COMIC-CON: Quentin Tarantino hinted at a possible move into television as he riffed on one of his bête noires – digital filmmaking – during Saturday’s The Hateful Eight panel.
The remarks came during an audience Q&A after the writer-director had danced around previous reports that he would quit directing after ten films.
“I quite like the idea of ten and done,” he said, adding that he tended to make three films every decade and might hang up his boots after 15. “I do like the idea of getting out and leaving you wanting a little bit more.”
Tarantino returned to the theme of digital filmmaking, a subject that stirs his passions as much as anything else and partly informed a long recorded segment at the start of the panel in which he extolled the virtues of 70mm projection.
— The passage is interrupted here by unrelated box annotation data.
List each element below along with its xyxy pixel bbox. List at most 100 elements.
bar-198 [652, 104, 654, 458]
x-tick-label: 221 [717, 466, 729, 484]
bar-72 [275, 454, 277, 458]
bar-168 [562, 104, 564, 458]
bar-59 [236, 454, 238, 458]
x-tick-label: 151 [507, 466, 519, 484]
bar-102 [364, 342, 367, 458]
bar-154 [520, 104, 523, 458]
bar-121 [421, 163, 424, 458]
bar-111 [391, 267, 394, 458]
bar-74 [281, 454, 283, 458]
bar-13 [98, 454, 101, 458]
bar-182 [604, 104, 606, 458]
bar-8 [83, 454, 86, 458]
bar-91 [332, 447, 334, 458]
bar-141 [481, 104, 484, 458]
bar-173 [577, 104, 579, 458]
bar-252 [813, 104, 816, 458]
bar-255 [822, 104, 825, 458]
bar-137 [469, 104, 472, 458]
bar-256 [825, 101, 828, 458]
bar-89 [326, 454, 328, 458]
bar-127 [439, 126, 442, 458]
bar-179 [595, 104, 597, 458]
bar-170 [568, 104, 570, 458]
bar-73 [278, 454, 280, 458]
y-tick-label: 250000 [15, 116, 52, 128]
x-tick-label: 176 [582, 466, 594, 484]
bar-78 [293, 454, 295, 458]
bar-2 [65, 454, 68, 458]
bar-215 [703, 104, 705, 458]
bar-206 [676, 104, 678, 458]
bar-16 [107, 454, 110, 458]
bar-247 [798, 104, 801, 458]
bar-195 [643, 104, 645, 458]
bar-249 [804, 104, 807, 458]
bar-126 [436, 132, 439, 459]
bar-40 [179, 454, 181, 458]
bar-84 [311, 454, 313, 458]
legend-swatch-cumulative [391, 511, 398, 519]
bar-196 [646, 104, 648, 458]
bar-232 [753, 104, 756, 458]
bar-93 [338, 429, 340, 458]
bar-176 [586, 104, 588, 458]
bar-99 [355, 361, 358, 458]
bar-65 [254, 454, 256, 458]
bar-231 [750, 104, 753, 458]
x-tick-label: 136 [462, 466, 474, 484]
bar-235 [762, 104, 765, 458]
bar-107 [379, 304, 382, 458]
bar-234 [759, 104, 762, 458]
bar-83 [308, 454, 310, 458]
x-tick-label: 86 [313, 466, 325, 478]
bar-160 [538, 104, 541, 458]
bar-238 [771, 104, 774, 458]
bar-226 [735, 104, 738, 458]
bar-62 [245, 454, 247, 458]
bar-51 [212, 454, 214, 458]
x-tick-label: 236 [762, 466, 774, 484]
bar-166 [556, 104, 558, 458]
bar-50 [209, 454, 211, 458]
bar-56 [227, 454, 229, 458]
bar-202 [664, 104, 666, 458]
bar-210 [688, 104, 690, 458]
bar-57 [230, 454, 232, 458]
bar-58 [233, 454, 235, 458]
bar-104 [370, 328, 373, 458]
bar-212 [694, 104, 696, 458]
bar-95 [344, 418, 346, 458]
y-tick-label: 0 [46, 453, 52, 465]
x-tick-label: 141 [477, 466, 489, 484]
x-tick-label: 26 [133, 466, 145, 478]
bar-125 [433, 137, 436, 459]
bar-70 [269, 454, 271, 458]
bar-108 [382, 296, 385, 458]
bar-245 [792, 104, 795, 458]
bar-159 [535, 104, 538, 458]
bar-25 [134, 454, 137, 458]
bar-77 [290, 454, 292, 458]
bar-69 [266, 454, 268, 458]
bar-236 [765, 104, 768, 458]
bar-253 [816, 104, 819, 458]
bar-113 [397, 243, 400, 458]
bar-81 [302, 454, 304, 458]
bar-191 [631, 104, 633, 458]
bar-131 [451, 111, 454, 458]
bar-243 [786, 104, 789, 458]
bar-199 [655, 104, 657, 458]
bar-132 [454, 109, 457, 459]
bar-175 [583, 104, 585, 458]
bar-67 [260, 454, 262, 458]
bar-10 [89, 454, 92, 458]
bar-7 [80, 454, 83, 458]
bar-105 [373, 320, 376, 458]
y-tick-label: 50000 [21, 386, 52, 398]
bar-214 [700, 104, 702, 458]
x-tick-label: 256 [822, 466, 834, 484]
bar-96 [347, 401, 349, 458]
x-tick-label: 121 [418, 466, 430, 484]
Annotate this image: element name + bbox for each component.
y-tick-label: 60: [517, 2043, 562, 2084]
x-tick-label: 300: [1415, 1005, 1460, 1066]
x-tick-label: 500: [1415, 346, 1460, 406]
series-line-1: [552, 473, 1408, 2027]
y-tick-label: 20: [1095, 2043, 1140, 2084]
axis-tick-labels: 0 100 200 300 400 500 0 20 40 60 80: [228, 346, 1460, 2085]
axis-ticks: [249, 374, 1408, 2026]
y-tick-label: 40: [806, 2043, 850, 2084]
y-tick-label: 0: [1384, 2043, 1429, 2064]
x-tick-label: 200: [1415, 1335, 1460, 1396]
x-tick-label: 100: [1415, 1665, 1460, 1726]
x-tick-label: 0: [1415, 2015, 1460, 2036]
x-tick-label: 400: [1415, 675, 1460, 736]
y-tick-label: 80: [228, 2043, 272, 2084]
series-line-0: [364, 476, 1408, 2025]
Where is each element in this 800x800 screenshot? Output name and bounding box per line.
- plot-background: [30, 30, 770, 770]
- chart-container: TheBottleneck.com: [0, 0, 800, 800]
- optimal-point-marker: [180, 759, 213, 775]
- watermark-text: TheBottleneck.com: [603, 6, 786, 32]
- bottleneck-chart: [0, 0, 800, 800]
“It’s just [becoming] HBO in public,” he said during the Q&A. “If that’s what movies become then I can move to television. Maybe it’s ten movies or maybe I have three mini-series in my future.”
The filmmaker also revealed that Ennio Morricone was preparing to start work in Prague on an original score for The Hateful Eight – Morricone’s first orignal Western score in 40 years. This will mark the first original score for a Tarantino film.
The writer-director also teased the idea of a third Kill Bill film after he was baited by another question from the floor about the future of The Bride character portrayed by Uma Thurman.
“Never say never. We will see. Uma would really like to do it. We talk about it once in a while.”
On the infamous leak of the script to The Hateful Eight, he had this to say: “There were certain plot threads I wasn’t quite ready to tie up yet and I knew I had a couple of drafts to go, so that’s why I was a little disconcerted about that.”
The filmmaker showed footage from his new Western, in which eight dangerous characters reveal their true motivations after they become stranded in a tavern during a blizzard.
Most of the cast except Samuel L Jackson took to the stage to promote the film: Kurt Russell, Tim Roth, Jennifer Jason Leigh, Demian Bechir, Michael Madsen, Walton Goggins and Bruce Dern.
Madsen described Tarantino as “the best director on the planet”, while Russell said the opportunity to collaborate him was “a circus you want to be a part of.”
The December 25 release will go out on a two-week 70mm US roadshow in select theatres via The Weinstein Company ahead of conventional theatrical roll-out on January 8, 2016. International territories will follow in early 2016.